La baguette inscrite au patrimoine immatériel de l’humanité

Populaire, mais en péril

« 250 grammes de magie et de perfection »: la baguette de pain, emblème dans le monde de la vie quotidienne des Français menacé par l’industrialisation, a été inscrite mercredi au patrimoine immatériel de l’humanité par l’Unesco.

L’organisation, qui honore avant tout des traditions à sauvegarder plus que les produits eux-mêmes, a ainsi distingué les savoir-faire artisanaux et la culture entourant cet élément incontournable des tables françaises.
Avec sa croûte croustillante et sa mie moelleuse, la baguette, apparue au début du XXe siècle à Paris, est aujourd’hui le premier pain consommé dans le pays.

Tous les jours, douze millions de consommateurs français poussent la porte d’une boulangerie et plus de six milliards de baguettes sortent des fournils chaque année. Aller acheter du pain est ainsi une véritable habitude sociale et conviviale qui rythme leur vie.

« Dans ces quelques centimètres de savoir-faire passés de main en main, il y a exactement l’esprit du savoir-faire français », a salué le président Emmanuel Macron, en visite à Washington. « C’est quelque chose d’inimitable ».

« Un acte symbolique fort » pour Audrey Azoulay, directrice générale de l’Unesco, et « une reconnaissance » aux yeux de Dominique Anract, président de la Confédération nationale de la boulangerie-pâtisserie française.

Cette inscription pourrait amener « les jeunes à faire ce métier », a-t-il déclaré à l’AFP à Rabat, où l’Unesco a annoncé ses lauréats.

« C’est effectivement une sorte de consécration », s’est réjouie Priscilla Hayertz, boulangère à Paris, devant ses baguettes tout juste sorties du four. Que « l’on soit riche, pauvre, peu importe. Tout le monde mange de la baguette! »

Mais François Pozzoli, seul boulanger de Lyon désigné Meilleur ouvrier de France, a dénoncé auprès de l’AFP « de la poudre aux yeux, alors que la boulangerie traverse une crise sans précédent », à cause de l’augmentation du prix des matières premières et de l’électricité. « Les artisans aiment leur métier, ils s’installent avec des crédits sur le dos et des familles à nourrir, il faut les soutenir ».

Cette reconnaissance est particulièrement importante compte tenu des menaces qui pèsent sur ce savoir-faire, comme l’industrialisation et la baisse du nombre de leurs commerces, surtout dans les communes rurales.

En 1970, on comptait quelque 55.000 boulangeries artisanales (une boulangerie pour 790 habitants) contre 35.000 aujourd’hui (une pour 2.000 habitants), soit une disparition de 400 boulangeries par an en moyenne depuis une cinquantaine d’années.

Face à ces disparitions, il « est important de dire: +voilà, c’est un mode de vie auquel on tient+ », a souligné Audrey Azoulay auprès de l’AFP. « C’est ça ce que disent aussi les pouvoirs publics en portant cette candidature et ce que l’Unesco reconnaît ».

En constante évolution, la baguette « de tradition » est strictement encadrée par un décret de 1993, qui vise à protéger les artisans boulangers et leur impose en même temps des exigences très strictes, comme l’interdiction des additifs.

Elle fait aussi l’objet de concours nationaux, lors desquels les candidates sont tranchées en longueur pour permettre au jury d’évaluer l’alvéolage et la couleur de la mie, « crème » dans l’idéal.

Les compétiteurs travaillent à partir des mêmes produits simples –farine, levure, eau et sel– mais les baguettes sont toutes différentes.
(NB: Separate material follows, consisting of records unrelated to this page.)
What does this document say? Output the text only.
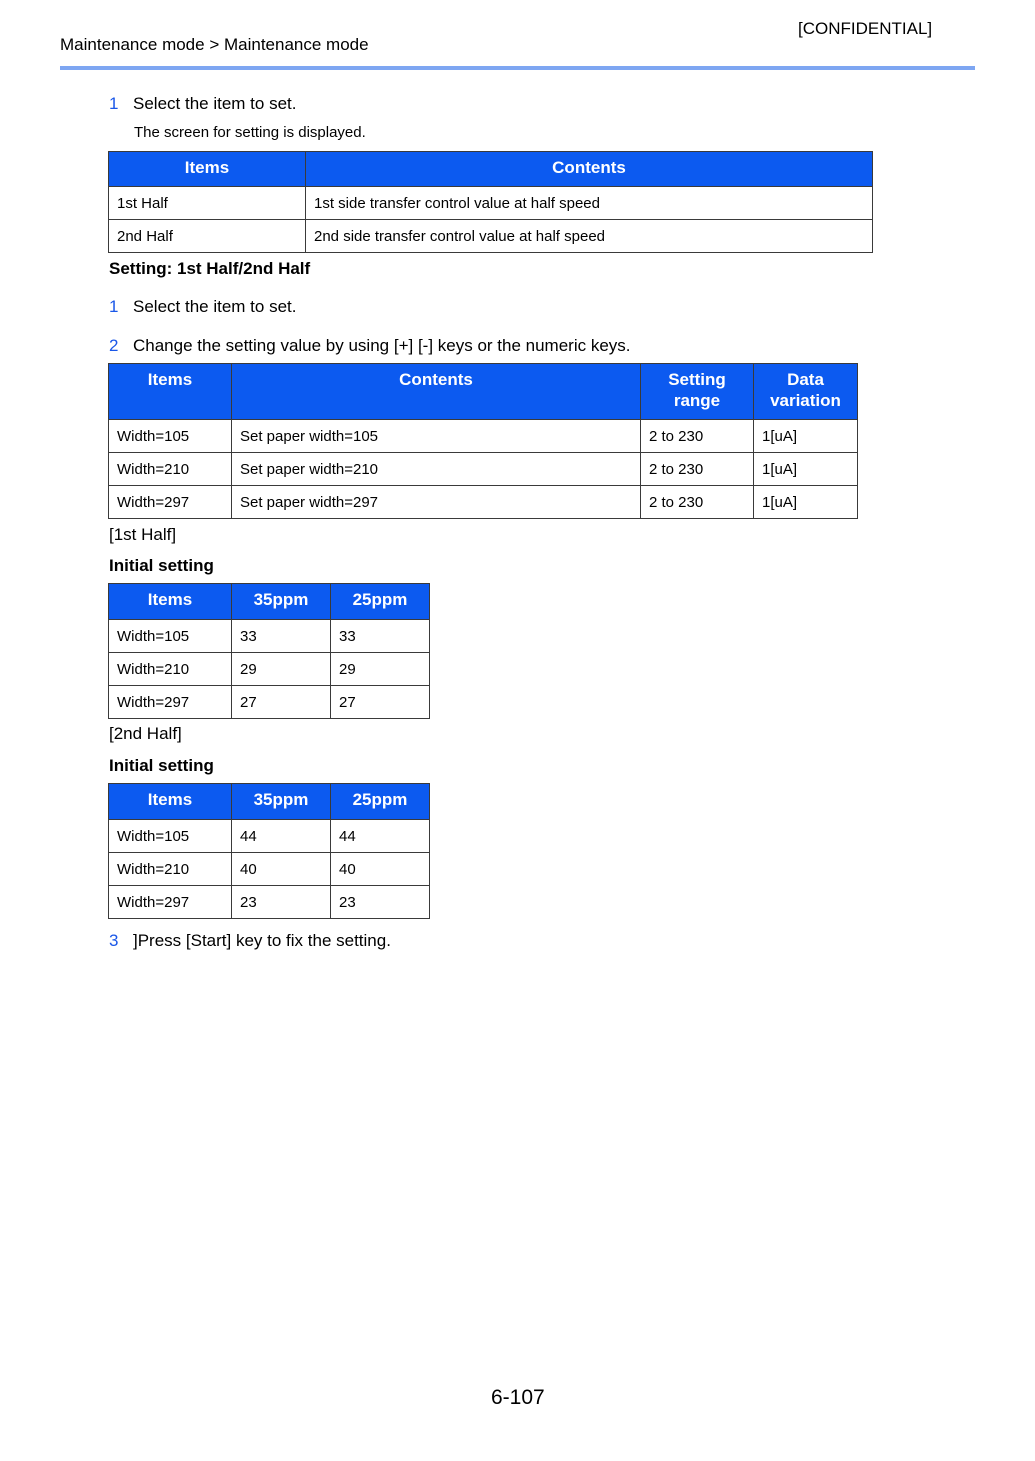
[CONFIDENTIAL]
Maintenance mode > Maintenance mode
1 Select the item to set.
The screen for setting is displayed.
Items	Contents
1st Half	1st side transfer control value at half speed
2nd Half	2nd side transfer control value at half speed
Setting: 1st Half/2nd Half
1 Select the item to set.
2 Change the setting value by using [+] [-] keys or the numeric keys.
Items	Contents	Setting range	Data variation
Width=105	Set paper width=105	2 to 230	1[uA]
Width=210	Set paper width=210	2 to 230	1[uA]
Width=297	Set paper width=297	2 to 230	1[uA]
[1st Half]
Initial setting
Items	35ppm	25ppm
Width=105	33	33
Width=210	29	29
Width=297	27	27
[2nd Half]
Initial setting
Items	35ppm	25ppm
Width=105	44	44
Width=210	40	40
Width=297	23	23
3 ]Press [Start] key to fix the setting.
6-107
Chacun a sa petite touche particulière, par exemple sur le coup de lame, signature du boulanger.

Et il est facile de rater une baguette, même pour les plus aguerris. Tout repose sur le savoir-faire.
« On est très dépendant de la météo. On doit prendre (en compte) la température des pâtes, de l’eau, du fournil », racontait en 2019 à l’AFP le boulanger parisien Jean-Yves Boullier.

Le mot baguette apparaît au début du XXe siècle et ce n’est qu’entre les deux guerres mondiales qu’il se banalise, souligne Loïc Bienassis, de l’Institut européen de l’histoire et des cultures de l’alimentation.

« Au départ, la baguette est considérée comme un produit de luxe. Les classes populaires mangent des pains rustiques qui se conservent mieux. Puis la consommation se généralise, les campagnes sont gagnées par la baguette dans les années 1960-70 », explique-t-il à l’AFP.

Désormais, la consommation de la baguette décline surtout dans les classes aisées urbaines, qui optent pour les pains au levain, selon M. Bienassis.